Kuru (disease) - History

History

Kuru was first noted in the Fore tribe of the Eastern Highlands Province of Papua New Guinea as Australian administrators explored the area in 1953–1959. Kuru (Keru) was reported by W. T. Brown in Kainantu Patrol Report No 8 of 1953/54 (13 January 1954 - 20 February 1954.) .. "The first sign of impending death is a general debility which is followed by general weakness and inability to stand. The victim retires to her house. She is able to take a little nourishment but suffers from violent shivering. The next stage is that the victim lies down in the house and cannot take nourishment and death eventually ensues." The same reports described the cannibalism practised by the Fore people. It was in the late 1950s that the full extent of the disease was realized, after it had reached large infection rates in the South Fore of the Okapa Subdistrict, though the agent was unknown.

Awande Hospital was built in 1961 in the Eastern Highlands to accommodate kuru patients and research. Kuru was first noted in 1952-1953 by anthropologists R. M. and C. H. Berndt among the Fore, Yate, and Usanufa people.

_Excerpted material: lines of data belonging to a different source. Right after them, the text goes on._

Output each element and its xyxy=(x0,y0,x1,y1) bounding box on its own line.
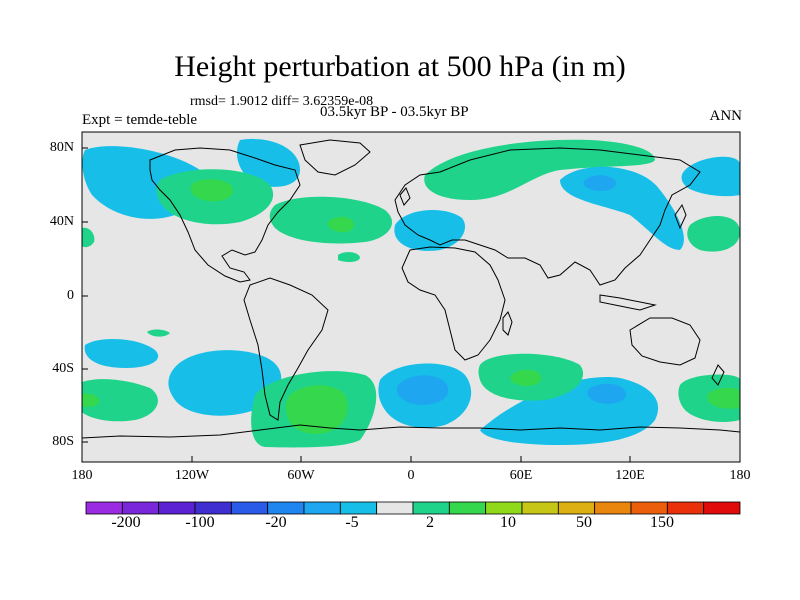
colorbar-swatch xyxy=(666,501,705,515)
coastline-australia xyxy=(629,317,701,366)
colorbar-swatch xyxy=(267,501,305,515)
season-label: ANN xyxy=(709,108,743,124)
colorbar-label-neg100: -100 xyxy=(185,514,215,531)
negative-anomaly-south-pacific-west xyxy=(84,338,159,368)
colorbar-swatch xyxy=(339,501,378,515)
colorbar-swatch xyxy=(121,501,160,515)
strong-positive-south-east xyxy=(707,387,740,409)
colorbar-swatch xyxy=(594,501,632,515)
strong-positive-atlantic xyxy=(327,216,355,233)
coastline-south-america xyxy=(243,277,329,421)
positive-anomaly-northwest-edge xyxy=(82,227,95,248)
colorbar-swatch xyxy=(412,501,450,515)
coastline-new-zealand xyxy=(711,364,725,386)
colorbar-swatch xyxy=(85,501,123,515)
colorbar xyxy=(85,501,741,515)
axis-ticks xyxy=(81,147,741,462)
experiment-label: Expt = temde-teble xyxy=(82,112,198,128)
lat-label-80n: 80N xyxy=(49,140,74,155)
strong-positive-south-africa xyxy=(510,369,541,386)
lat-label-80s: 80S xyxy=(52,434,74,449)
coastlines xyxy=(81,139,741,439)
lon-label-120e: 120E xyxy=(615,468,645,483)
colorbar-swatch xyxy=(194,501,232,515)
strong-positive-south-west xyxy=(82,393,100,407)
strong-negative-asia xyxy=(583,175,616,191)
negative-anomaly-europe xyxy=(394,209,466,251)
colorbar-label-neg20: -20 xyxy=(265,514,287,531)
stats-annotation: rmsd= 1.9012 diff= 3.62359e-08 xyxy=(190,94,374,109)
colorbar-swatch xyxy=(557,501,596,515)
colorbar-label-50: 50 xyxy=(576,514,592,531)
coastline-uk xyxy=(399,187,411,206)
anomaly-fields xyxy=(82,138,740,448)
colorbar-swatch xyxy=(521,501,559,515)
positive-anomaly-north-pacific xyxy=(687,215,740,252)
lat-label-40n: 40N xyxy=(49,214,74,229)
coastline-japan xyxy=(674,203,687,230)
colorbar-swatch xyxy=(485,501,523,515)
strong-positive-south-america xyxy=(286,385,348,434)
lon-label-180e: 180 xyxy=(729,468,751,483)
lon-label-60e: 60E xyxy=(509,468,533,483)
coastline-indonesia xyxy=(599,294,657,311)
coastline-eurasia xyxy=(394,147,701,286)
small-positive-atlantic xyxy=(338,252,360,263)
colorbar-label-10: 10 xyxy=(500,514,516,531)
colorbar-swatch xyxy=(303,501,341,515)
colorbar-label-2: 2 xyxy=(426,514,434,531)
colorbar-swatch xyxy=(448,501,487,515)
lon-label-60w: 60W xyxy=(287,468,315,483)
colorbar-label-neg200: -200 xyxy=(111,514,141,531)
coastline-north-america xyxy=(149,147,301,283)
map-title: Height perturbation at 500 hPa (in m) xyxy=(174,50,626,83)
strong-negative-indian-ocean xyxy=(587,383,626,404)
coastline-madagascar xyxy=(502,311,513,336)
colorbar-swatch xyxy=(376,501,414,515)
negative-anomaly-south-pacific xyxy=(168,350,282,416)
colorbar-label-neg5: -5 xyxy=(345,514,359,531)
period-annotation: 03.5kyr BP - 03.5kyr BP xyxy=(320,104,469,120)
positive-anomaly-south-west xyxy=(82,379,158,422)
colorbar-label-150: 150 xyxy=(650,514,674,531)
lon-label-0: 0 xyxy=(407,468,415,483)
small-positive-tropics xyxy=(147,329,170,337)
coastline-greenland xyxy=(299,139,371,176)
strong-positive-north-america xyxy=(190,179,234,202)
lon-label-180w: 180 xyxy=(71,468,93,483)
colorbar-swatch xyxy=(703,501,741,515)
coastline-antarctica xyxy=(81,424,741,439)
positive-anomaly-eurasia xyxy=(424,139,655,200)
coastline-africa xyxy=(401,246,506,361)
lon-label-120w: 120W xyxy=(174,468,210,483)
colorbar-swatch xyxy=(158,501,196,515)
negative-anomaly-north-pacific xyxy=(681,156,740,197)
colorbar-swatch xyxy=(630,501,668,515)
lat-label-40s: 40S xyxy=(52,361,74,376)
strong-negative-south-atlantic xyxy=(396,375,449,405)
colorbar-swatch xyxy=(230,501,269,515)
map-panel xyxy=(81,131,741,463)
lat-label-0: 0 xyxy=(67,288,74,303)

Charles O. Pfarr, Lutheran Medical Services was brought to the area by tribal persons and reported the disease to Australian authorities. Dr. Vincent Zigas, District Medical Officer began observation. Blood specimens and brain tissue were sent to Melbourne. In 1957, Dr. Daniel Carleton Gajdusek of the National Institute of Health joined Dr. Zigas at the research center. Sister Eva Hasselbusch of Germany joined the hospital in 1959 to take care of the patients. Sister Maria Horn of Germany was the first trained sister to work with the doctors to study the disease. By 1968 the hospital ceased to function as a Kuru hospital and was closed (1886-1986, The Lutheran Church in Papua New Guinea by Herwig Wagner and Hermann Reiner).

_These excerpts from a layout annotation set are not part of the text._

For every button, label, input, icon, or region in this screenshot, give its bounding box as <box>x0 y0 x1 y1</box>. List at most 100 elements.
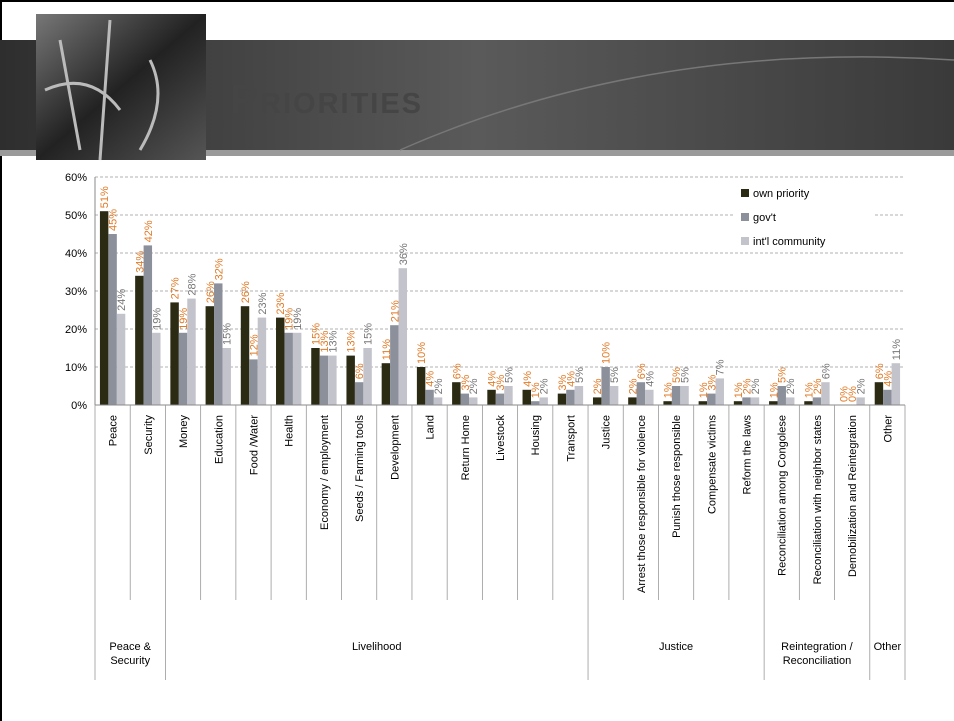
legend-label: own priority <box>753 188 810 200</box>
bar <box>206 306 214 405</box>
x-tick-label: Reform the laws <box>742 415 754 495</box>
bar <box>135 276 143 405</box>
bar <box>434 397 442 405</box>
bar <box>249 359 257 405</box>
bar <box>734 401 742 405</box>
bar <box>628 397 636 405</box>
y-tick-label: 10% <box>65 362 87 374</box>
bar <box>152 333 160 405</box>
x-tick-label: Health <box>284 415 296 447</box>
x-tick-label: Seeds / Farming tools <box>354 415 366 522</box>
value-label: 5% <box>574 367 586 383</box>
bar <box>108 234 116 405</box>
x-tick-label: Reconciliation with neighbor states <box>812 415 824 585</box>
bar <box>311 348 319 405</box>
bar <box>699 401 707 405</box>
header-artwork <box>36 14 206 160</box>
bar <box>320 356 328 405</box>
bar <box>707 394 715 405</box>
bar <box>672 386 680 405</box>
bar <box>504 386 512 405</box>
value-label: 5% <box>503 367 515 383</box>
value-label: 10% <box>416 342 428 364</box>
value-label: 15% <box>222 323 234 345</box>
bar <box>593 397 601 405</box>
bar <box>293 333 301 405</box>
x-tick-label: Security <box>143 415 155 455</box>
x-tick-label: Livestock <box>495 415 507 461</box>
bar <box>284 333 292 405</box>
x-tick-label: Food /Water <box>248 415 260 475</box>
y-tick-label: 30% <box>65 286 87 298</box>
y-tick-label: 20% <box>65 324 87 336</box>
value-label: 28% <box>186 273 198 295</box>
value-label: 23% <box>257 292 269 314</box>
value-label: 2% <box>433 378 445 394</box>
y-tick-label: 60% <box>65 172 87 184</box>
bar <box>558 394 566 405</box>
bar <box>496 394 504 405</box>
bar <box>821 382 829 405</box>
x-tick-label: Peace <box>108 415 120 446</box>
legend-swatch <box>741 213 749 221</box>
value-label: 4% <box>644 371 656 387</box>
bar <box>680 386 688 405</box>
bar <box>645 390 653 405</box>
legend-swatch <box>741 237 749 245</box>
value-label: 2% <box>468 378 480 394</box>
x-tick-label: Reconciliation among Congolese <box>777 415 789 576</box>
value-label: 11% <box>891 339 903 360</box>
bar <box>566 390 574 405</box>
value-label: 2% <box>539 378 551 394</box>
y-tick-label: 0% <box>71 400 87 412</box>
value-label: 13% <box>346 330 358 352</box>
bar <box>751 397 759 405</box>
bar <box>117 314 125 405</box>
value-label: 15% <box>363 323 375 345</box>
x-tick-label: Education <box>213 415 225 464</box>
x-tick-label: Return Home <box>460 415 472 480</box>
bar <box>179 333 187 405</box>
bar <box>222 348 230 405</box>
bar <box>100 211 108 405</box>
bar <box>883 390 891 405</box>
bar <box>258 318 266 405</box>
bar <box>786 397 794 405</box>
x-tick-label: Justice <box>601 415 613 449</box>
value-label: 27% <box>170 277 182 299</box>
x-tick-label: Other <box>882 415 894 443</box>
bar <box>399 268 407 405</box>
value-label: 13% <box>327 330 339 352</box>
bar <box>769 401 777 405</box>
x-tick-label: Housing <box>530 415 542 455</box>
legend-label: int'l community <box>753 236 826 248</box>
value-label: 10% <box>601 342 613 364</box>
y-tick-label: 50% <box>65 210 87 222</box>
x-tick-label: Transport <box>565 415 577 462</box>
bar <box>187 299 195 405</box>
value-label: 2% <box>750 378 762 394</box>
x-tick-label: Land <box>425 415 437 439</box>
value-label: 6% <box>820 363 832 379</box>
x-tick-label: Compensate victims <box>706 415 718 515</box>
bar <box>892 363 900 405</box>
bar <box>346 356 354 405</box>
value-label: 32% <box>213 258 225 280</box>
x-tick-label: Punish those responsible <box>671 415 683 538</box>
y-tick-label: 40% <box>65 248 87 260</box>
bar <box>610 386 618 405</box>
bar <box>328 356 336 405</box>
bar <box>742 397 750 405</box>
x-tick-label: Demobilization and Reintegration <box>847 415 859 577</box>
x-tick-label: Economy / employment <box>319 415 331 530</box>
bar <box>363 348 371 405</box>
value-label: 2% <box>785 378 797 394</box>
bar <box>575 386 583 405</box>
value-label: 24% <box>116 289 128 311</box>
group-label: Reintegration / Reconciliation <box>766 640 868 668</box>
bar <box>716 378 724 405</box>
bar <box>355 382 363 405</box>
group-label: Justice <box>590 640 762 654</box>
legend-swatch <box>741 189 749 197</box>
bar <box>531 401 539 405</box>
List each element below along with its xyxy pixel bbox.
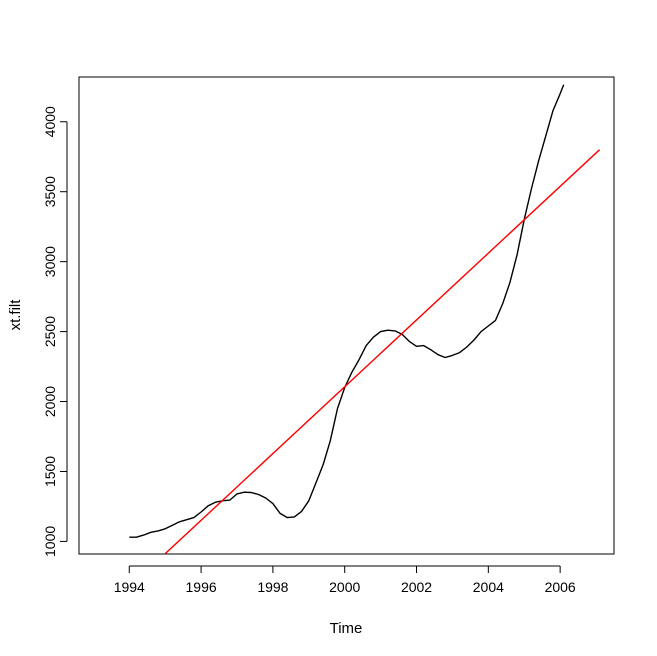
x-tick-label: 2000	[329, 579, 360, 595]
y-tick-label: 4000	[42, 106, 58, 137]
x-tick-label: 2004	[473, 579, 504, 595]
plot-frame	[78, 76, 615, 555]
x-tick-label: 1996	[186, 579, 217, 595]
y-tick-label: 2500	[42, 316, 58, 347]
x-tick-label: 1998	[257, 579, 288, 595]
y-tick-label: 1500	[42, 456, 58, 487]
series-layer	[129, 84, 601, 554]
y-axis: 1000 1500 2000 2500 3000 3500 4000	[42, 106, 68, 557]
x-axis-title: Time	[330, 620, 363, 637]
series-line-1	[164, 149, 601, 554]
y-tick-label: 3000	[42, 246, 58, 277]
y-axis-title: xt.filt	[7, 299, 24, 331]
x-tick-label: 1994	[114, 579, 145, 595]
y-tick-label: 2000	[42, 386, 58, 417]
y-tick-label: 3500	[42, 176, 58, 207]
series-line-0	[129, 84, 565, 538]
x-tick-label: 2006	[545, 579, 576, 595]
x-tick-label: 2002	[401, 579, 432, 595]
x-axis: 1994 1996 1998 2000 2002 2004 2006	[114, 565, 576, 595]
y-tick-label: 1000	[42, 526, 58, 557]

The disease was researched by Daniel Carleton Gajdusek as part of an international collaboration with Australian doctor (now Professor) Michael Alpers. In the mid-1960s Alpers collected post-mortem brain tissue samples from an 11-year-old Fore girl, Kigea, who had died of kuru. He took these samples to Gajdusek in the USA, who then injected two chimpanzees with the infected material. Within two years, one of the chimps, Daisy, had developed kuru, demonstrating that the unknown disease factor was transmitted through infected biomaterial and that it was capable of crossing the species barrier to other primates.

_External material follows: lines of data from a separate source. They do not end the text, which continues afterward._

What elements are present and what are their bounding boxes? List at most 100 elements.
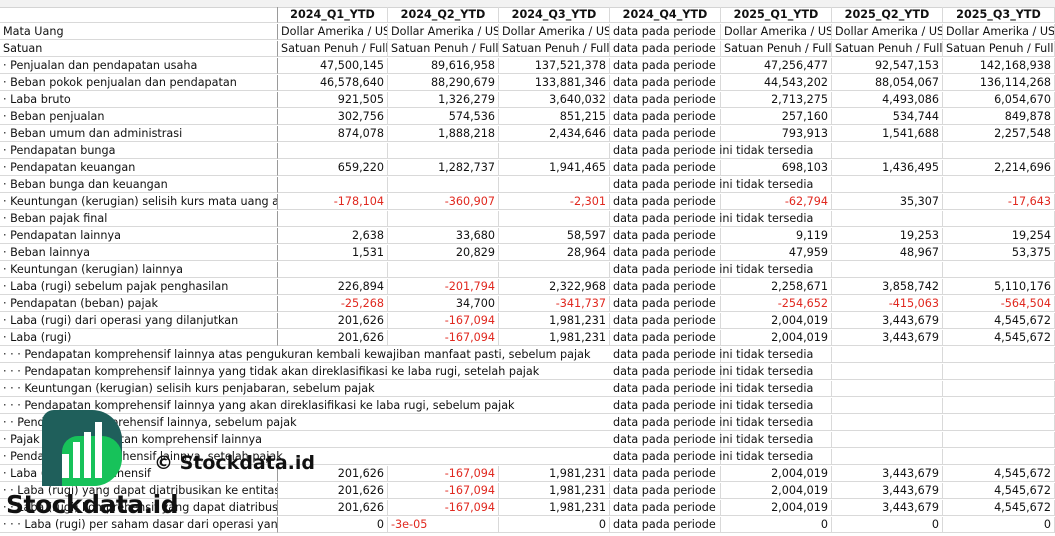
data-cell[interactable]: 133,881,346 [499,75,610,91]
empty-cell[interactable]: data pada periode ini tidak tersedia [610,364,813,380]
data-cell[interactable]: 53,375 [943,245,1055,261]
column-header[interactable]: 2025_Q2_YTD [832,7,943,23]
empty-cell[interactable] [832,449,943,465]
empty-cell[interactable] [832,177,943,193]
data-cell[interactable]: 4,493,086 [832,92,943,108]
column-letter-bar[interactable] [0,0,1055,8]
empty-cell[interactable]: data pada periode ini tidak tersedia [610,449,813,465]
empty-cell[interactable] [832,415,943,431]
empty-cell[interactable] [943,347,1055,363]
data-cell[interactable]: 1,981,231 [499,313,610,329]
empty-cell[interactable] [943,211,1055,227]
data-cell[interactable]: 1,326,279 [388,92,499,108]
row-label[interactable]: · Beban pajak final [0,211,278,227]
row-label[interactable]: · · · Keuntungan (kerugian) selisih kurs… [0,381,375,397]
empty-cell[interactable]: data pada periode ini tidak tersedia [610,262,813,278]
data-cell[interactable]: 201,626 [278,313,388,329]
data-cell[interactable]: 1,541,688 [832,126,943,142]
empty-cell[interactable] [499,177,610,193]
data-cell[interactable]: 35,307 [832,194,943,210]
row-label[interactable]: · Beban pokok penjualan dan pendapatan [0,75,278,91]
data-cell[interactable]: 698,103 [721,160,832,176]
data-cell[interactable]: 849,878 [943,109,1055,125]
data-cell[interactable]: -254,652 [721,296,832,312]
row-label[interactable]: · Laba (rugi) dari operasi yang dilanjut… [0,313,278,329]
data-cell[interactable]: data pada periode i [610,160,721,176]
data-cell[interactable]: 2,638 [278,228,388,244]
data-cell[interactable]: 4,545,672 [943,500,1055,516]
empty-cell[interactable] [388,143,499,159]
empty-cell[interactable] [943,398,1055,414]
empty-cell[interactable] [832,432,943,448]
data-cell[interactable]: 0 [721,517,832,533]
data-cell[interactable]: 142,168,938 [943,58,1055,74]
data-cell[interactable]: -415,063 [832,296,943,312]
data-cell[interactable]: 3,443,679 [832,500,943,516]
data-cell[interactable]: Satuan Penuh / Full [278,41,388,57]
data-cell[interactable]: 1,531 [278,245,388,261]
row-label[interactable]: · Penjualan dan pendapatan usaha [0,58,278,74]
data-cell[interactable]: 2,004,019 [721,466,832,482]
data-cell[interactable]: 1,941,465 [499,160,610,176]
data-cell[interactable]: 1,981,231 [499,330,610,346]
empty-cell[interactable] [943,432,1055,448]
empty-cell[interactable] [499,449,610,465]
data-cell[interactable]: -2,301 [499,194,610,210]
data-cell[interactable]: 44,543,202 [721,75,832,91]
data-cell[interactable]: Dollar Amerika / US [721,24,832,40]
data-cell[interactable]: 46,578,640 [278,75,388,91]
data-cell[interactable]: data pada periode i [610,245,721,261]
column-header[interactable]: 2024_Q3_YTD [499,7,610,23]
data-cell[interactable]: 874,078 [278,126,388,142]
data-cell[interactable]: -17,643 [943,194,1055,210]
data-cell[interactable]: -564,504 [943,296,1055,312]
empty-cell[interactable] [388,347,499,363]
data-cell[interactable]: data pada periode i [610,24,721,40]
empty-cell[interactable] [499,347,610,363]
data-cell[interactable]: 19,253 [832,228,943,244]
row-label[interactable]: · · · Laba (rugi) per saham dasar dari o… [0,517,278,533]
data-cell[interactable]: 2,258,671 [721,279,832,295]
data-cell[interactable]: 2,257,548 [943,126,1055,142]
empty-cell[interactable] [499,432,610,448]
column-header[interactable]: 2025_Q1_YTD [721,7,832,23]
empty-cell[interactable]: data pada periode ini tidak tersedia [610,143,813,159]
empty-cell[interactable] [943,177,1055,193]
empty-cell[interactable] [278,262,388,278]
data-cell[interactable]: 5,110,176 [943,279,1055,295]
empty-cell[interactable] [721,449,832,465]
empty-cell[interactable] [832,211,943,227]
data-cell[interactable]: data pada periode i [610,41,721,57]
row-label[interactable]: · · Laba (rugi) komprehensif yang dapat … [0,500,278,516]
column-header[interactable]: 2025_Q3_YTD [943,7,1055,23]
empty-cell[interactable]: data pada periode ini tidak tersedia [610,415,813,431]
data-cell[interactable]: 28,964 [499,245,610,261]
data-cell[interactable]: 851,215 [499,109,610,125]
row-label[interactable]: · Beban penjualan [0,109,278,125]
data-cell[interactable]: Dollar Amerika / US [388,24,499,40]
data-cell[interactable]: 2,004,019 [721,500,832,516]
data-cell[interactable]: data pada periode i [610,75,721,91]
data-cell[interactable]: 574,536 [388,109,499,125]
column-header[interactable]: 2024_Q1_YTD [278,7,388,23]
data-cell[interactable]: data pada periode i [610,58,721,74]
header-cell-blank[interactable] [0,7,278,23]
data-cell[interactable]: Satuan Penuh / Full [499,41,610,57]
empty-cell[interactable] [832,347,943,363]
row-label[interactable]: Mata Uang [0,24,278,40]
data-cell[interactable]: 0 [499,517,610,533]
data-cell[interactable]: 47,256,477 [721,58,832,74]
empty-cell[interactable] [499,415,610,431]
data-cell[interactable]: 89,616,958 [388,58,499,74]
row-label[interactable]: · · · Pendapatan komprehensif lainnya at… [0,347,590,363]
data-cell[interactable]: data pada periode i [610,466,721,482]
data-cell[interactable]: 0 [832,517,943,533]
empty-cell[interactable] [499,364,610,380]
empty-cell[interactable] [388,177,499,193]
empty-cell[interactable] [499,398,610,414]
row-label[interactable]: · Pendapatan bunga [0,143,278,159]
data-cell[interactable]: -341,737 [499,296,610,312]
data-cell[interactable]: data pada periode i [610,194,721,210]
empty-cell[interactable] [278,432,388,448]
empty-cell[interactable]: data pada periode ini tidak tersedia [610,177,813,193]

In 1976 Gajdusek, along with Baruch S. Blumberg, was awarded the Nobel Prize in Physiology or Medicine for showing that kuru was transmissible to chimpanzees. This was the first time that this group of encephalopathies had been demonstrated to be infectious and therefore a major step forwards in their investigation. As kuru is the only epidemic of human prion disease in known human history, it has provided important insights into the variant CJD.